Canadian heavy oil prices have experienced a significant drop this week in light of recent events in Venezuela and the potential increase in Venezuelan oil imports to the United States. The price gap between Western Canada Select (WCS) and the North American benchmark West Texas Intermediate (WTI) has widened to $14.45 per barrel, the largest gap since July 2024.
The escalating situation in Venezuela has caused concern in the oil market, with the U.S. taking steps to intervene, including seizing tankers and announcing plans to boost Venezuelan oil production within the next 18 months. President Donald Trump recently revealed an agreement for Venezuela to supply up to 50 million barrels of oil to the U.S.
Both Venezuela and Canada produce a similar type of heavy oil, leading to competition between the two countries, particularly in supplying refineries along the U.S. Gulf Coast. Approximately 10% of Canada’s oil exports, equivalent to around 350 thousand barrels per day, are shipped to this region. Analysts warn that even a slight increase in Venezuelan oil reaching the Gulf Coast could impact prices significantly.
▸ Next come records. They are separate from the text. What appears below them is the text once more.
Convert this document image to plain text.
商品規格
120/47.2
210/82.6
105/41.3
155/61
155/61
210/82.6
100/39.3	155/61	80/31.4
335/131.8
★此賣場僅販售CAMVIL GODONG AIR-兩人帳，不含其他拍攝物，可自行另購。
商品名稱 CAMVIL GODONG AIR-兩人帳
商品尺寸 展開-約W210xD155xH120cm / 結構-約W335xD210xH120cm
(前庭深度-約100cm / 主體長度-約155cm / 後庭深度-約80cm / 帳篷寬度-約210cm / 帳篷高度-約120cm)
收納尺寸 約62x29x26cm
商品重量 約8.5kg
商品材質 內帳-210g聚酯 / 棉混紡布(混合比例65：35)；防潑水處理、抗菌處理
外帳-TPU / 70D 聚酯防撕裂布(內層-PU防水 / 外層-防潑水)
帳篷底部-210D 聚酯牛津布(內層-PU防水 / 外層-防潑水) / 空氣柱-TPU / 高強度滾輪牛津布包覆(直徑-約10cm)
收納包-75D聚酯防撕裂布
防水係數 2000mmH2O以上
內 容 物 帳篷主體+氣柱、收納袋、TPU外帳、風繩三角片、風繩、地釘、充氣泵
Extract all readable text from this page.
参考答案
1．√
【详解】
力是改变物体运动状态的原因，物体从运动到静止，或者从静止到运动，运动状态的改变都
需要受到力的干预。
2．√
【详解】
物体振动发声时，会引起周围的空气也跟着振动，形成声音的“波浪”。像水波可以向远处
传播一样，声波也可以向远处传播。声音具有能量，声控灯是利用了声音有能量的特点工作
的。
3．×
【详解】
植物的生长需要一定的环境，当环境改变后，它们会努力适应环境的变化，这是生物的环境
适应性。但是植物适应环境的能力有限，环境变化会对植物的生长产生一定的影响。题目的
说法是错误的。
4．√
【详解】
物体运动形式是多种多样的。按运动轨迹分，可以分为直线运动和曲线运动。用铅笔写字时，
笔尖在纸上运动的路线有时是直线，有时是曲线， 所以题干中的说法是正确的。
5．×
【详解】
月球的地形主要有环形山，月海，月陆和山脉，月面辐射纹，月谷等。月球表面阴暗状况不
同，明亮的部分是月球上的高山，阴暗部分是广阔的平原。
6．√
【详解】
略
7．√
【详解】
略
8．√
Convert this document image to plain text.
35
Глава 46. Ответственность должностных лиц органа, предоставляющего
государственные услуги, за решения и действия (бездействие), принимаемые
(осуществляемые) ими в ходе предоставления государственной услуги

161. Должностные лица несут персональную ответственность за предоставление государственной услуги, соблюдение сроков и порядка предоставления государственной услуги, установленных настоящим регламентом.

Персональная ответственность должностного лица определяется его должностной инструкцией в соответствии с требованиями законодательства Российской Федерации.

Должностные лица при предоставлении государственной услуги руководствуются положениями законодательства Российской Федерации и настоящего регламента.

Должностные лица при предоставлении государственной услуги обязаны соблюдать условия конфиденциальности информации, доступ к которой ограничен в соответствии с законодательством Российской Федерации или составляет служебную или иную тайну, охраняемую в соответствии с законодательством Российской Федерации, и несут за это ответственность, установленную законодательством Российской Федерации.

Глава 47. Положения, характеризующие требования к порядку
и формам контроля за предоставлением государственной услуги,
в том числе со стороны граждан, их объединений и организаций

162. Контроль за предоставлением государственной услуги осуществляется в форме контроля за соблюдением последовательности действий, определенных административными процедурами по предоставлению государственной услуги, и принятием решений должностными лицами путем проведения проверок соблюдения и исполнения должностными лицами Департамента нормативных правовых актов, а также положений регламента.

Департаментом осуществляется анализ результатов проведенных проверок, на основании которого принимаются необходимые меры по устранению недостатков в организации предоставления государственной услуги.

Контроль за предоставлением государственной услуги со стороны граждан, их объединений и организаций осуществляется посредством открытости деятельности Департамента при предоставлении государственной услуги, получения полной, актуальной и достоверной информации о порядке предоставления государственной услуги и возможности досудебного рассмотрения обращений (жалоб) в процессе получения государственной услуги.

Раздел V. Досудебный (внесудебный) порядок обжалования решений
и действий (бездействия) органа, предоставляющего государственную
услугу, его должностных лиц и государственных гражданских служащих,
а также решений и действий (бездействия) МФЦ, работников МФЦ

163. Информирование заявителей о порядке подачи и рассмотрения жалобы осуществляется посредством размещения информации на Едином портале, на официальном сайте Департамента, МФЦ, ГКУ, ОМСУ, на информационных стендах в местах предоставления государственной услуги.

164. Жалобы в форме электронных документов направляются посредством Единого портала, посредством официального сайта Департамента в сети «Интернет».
While the short-term effects are evident, experts like Mark Parsons, chief economist at ATB Financial, emphasize that it would require substantial investments and years for Venezuela to restore its oil production to previous levels. Despite Venezuela’s peak production of 3.7 million barrels per day in 1970, current output stands at around 900,000 barrels per day due to sanctions and economic challenges.
The situation remains fluid, with industry observers closely monitoring developments to assess any potential threats to the oil market.